Objectif de la soirée
Donner de l’information sur le recours au Tribunal administratif du Québec (TAQ) aux propriétaires qui avaient contesté leur évaluation au printemps 2014 et reçu une réponse d’un évaluateur municipal.

Procédures
1. Si l’évaluation a été modifiée, le contribuable a 30 jours pour accepter la proposition de l’évaluateur en remplissant le coupon réponse au bas de la lettre de celui-ci.
2. Au cas où l’évaluation est déclarée correcte, donc inchangée, par l’évaluateur, il n’est pas nécessaire de répondre dans le délai de 30 jours mais il faut respecter les 60 jours c.à.d. la date qui est inscrite sur la réponse, pour exercer un recours au Tribunal administratif du Québec (TAQ).

Recommandations
1. Prendre un contact téléphonique avec l’évaluateur qui a traité le dossier : son nom est sur la réponse reçue. Essayer, diplomatiquement, de lui demander le plus de renseignements possibles sur la manière dont l’évaluation a été faite :
Les adresses des maisons comparables utilisées pour l’étude
La méthode utilisée : parité de masse ou prix au m2
L’évaluateur a-t-il eu en main la lettre attachée à la demande de révision ?
Toute autre question pertinente qui vous préoccupe
L'évaluateur n'est pas tenu de justifier sa réponse en détail en décrivant par exemple toutes les ventes comparables qu'il a retenues dans son analyse. Il est possible que l’évaluateur soit peu enclin à donner ces renseignements et tout ce que l’on peut obtenir ne sera que de manière orale. À ce stade, aucune étude disponible n’existe pour chaque propriété individuelle. Les évaluations ont été établies de manière générale et massive. Cependant, lors d’une rencontre avec M. Bernard Côté, directeur du Service d’évaluation, au début septembre, Montréal pour Tous a appris que cette démarche auprès de l’évaluateur est considérée comme normale. Nous devrions avoir des réponses sans être obligés de demander à parler au supérieur de l’évaluateur.

2. Lettre d’analyse limitée
Il est possible d’obtenir une lettre d’analyse limitée de notre propriété par un expert reconnu par le TAQ, courtier, conseiller immobilier ou évaluateur agréé.
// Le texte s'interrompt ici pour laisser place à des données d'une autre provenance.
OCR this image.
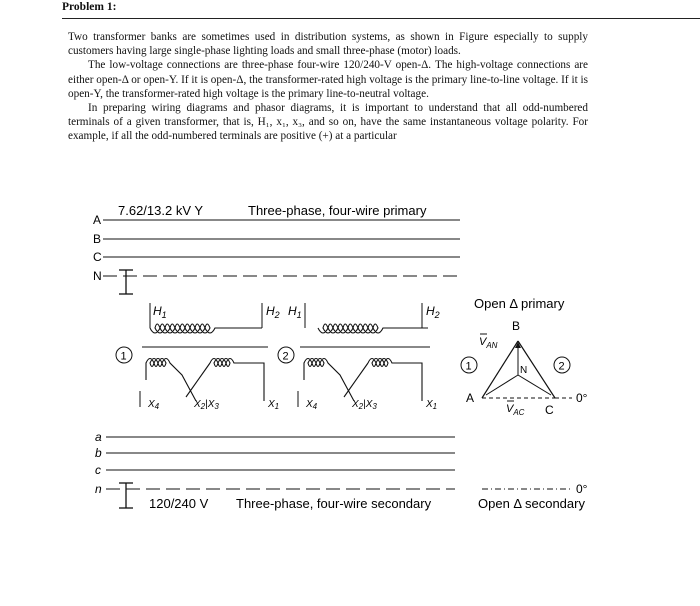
Problem 1:

Two transformer banks are sometimes used in distribution systems, as shown in Figure especially to supply customers having large single-phase lighting loads and small three-phase (motor) loads.

The low-voltage connections are three-phase four-wire 120/240-V open-Δ. The high-voltage connections are either open-Δ or open-Y. If it is open-Δ, the transformer-rated high voltage is the primary line-to-line voltage. If it is open-Y, the transformer-rated high voltage is the primary line-to-neutral voltage.

In preparing wiring diagrams and phasor diagrams, it is important to understand that all odd-numbered terminals of a given transformer, that is, H₁, x₁, x₃, and so on, have the same instantaneous voltage polarity. For example, if all the odd-numbered terminals are positive (+) at a particular

7.62/13.2 kV Y	Three-phase, four-wire primary
A
B
C
N
$H_1$	$H_2$
1
$X_4$	$X_2|X_3$	$X_1$
$H_1$	$H_2$
2
$X_4$	$X_2|X_3$	$X_1$
Open Δ primary
B
$V_{AN}$
N
1	2
A
C
0°
$V_{AC}$
a
b
c
n
120/240 V Three-phase, four-wire secondary
0°
Open Δ secondary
Celle-ci peut nous guider pour décider si nous voulons exercer un recours au TAQ. Coût au bureau Groupe d’évaluateurs immobiliers Bourassa-Jodoin, partenaire de M. Perrin :
150$ + taxes
Pour faire cette lettre le technicien en évaluation ou l' évaluateur va venir visiter la propriété et étudier les comparables.
À noter qu'on peut annexer cette lettre au formulaire pour le TAQ mais qu'on ne peut pas le faire valoir lors de l'audience au TAQ. Cette lettre peut être transformée par la suite en rapport d'évaluation qui coûtera alors 150 $ au lieu de 300 $.

3. Demande de recours au TAQ (avant le délai de 60 jours ou la date limite inscrite sur la réponse de l'évaluateur)
Le formulaire est simple à remplir. On le trouve sur le site du TAQ, au http://www.taq.gouv.qc.ca. Il peut être rempli à l’écran mais doit être ensuite imprimé. Il est recommandé de l’apporter, avec vos documents pertinents (rapport d’évaluation d’un expert, d’un courtier immobilier, d’un agent d’assurance ou d’une banque) directement aux bureaux du TAQ, 500 ouest boul. René-Lévesque, où le personnel est habilité à nous faire savoir directement si rien ne manque.
Coût de la démarche : 75 $ pour une propriété de moins de 500 000$
300 $ pour une propriété de 500 000$ à 2 millions de $.
Annexer au formulaire la réponse de l'évaluateur à la demande de révision et tout autre document pertinent pour argumenter sa cause.
Sur le formulaire de demande de recours, on peut demander la conciliation dans la section 3 « Objets et motifs. »

4. Conciliation
Celle-ci consiste en une rencontre entre un juge, l’évaluateur et le propriétaire. Il n'est pas nécessaire à cette étape d'être accompagné d'un expert. On éclaircit l’objet de la demande. Le juge va interroger tour à tour les 2 parties et tenter de les rapprocher. Ex. si le proprio dit qu’il connaît l’intérieur d’une maison utilisée comme comparable et donne des explications nécessaires à l’évaluation, le juge va alors demander à l’évaluateur s’il a visité cette maison comparable etc. On ne peut pas amener un expert mais on peut présenter un rapport d'évaluation par un expert ou une lettre d'analyse limitée.
La conciliation pourrait aboutir à un règlement à l’amiable et éviter d’aller en audience au TAQ. Essayer de rencontrer l'évaluateur avant la conciliation pour tenter de régler le dossier avant la rencontre. On pourrait ainsi gagner du temps et de l’énergie.
La Loi sur la fiscalité municipale prévoit à l'article 142.1 qu'en cas de règlement, le contribuable n'est pas obligé d'être présent à l'audition en cour.
Mais les frais d'enregistrement du recours de 300 $ ne nous reviennent pas !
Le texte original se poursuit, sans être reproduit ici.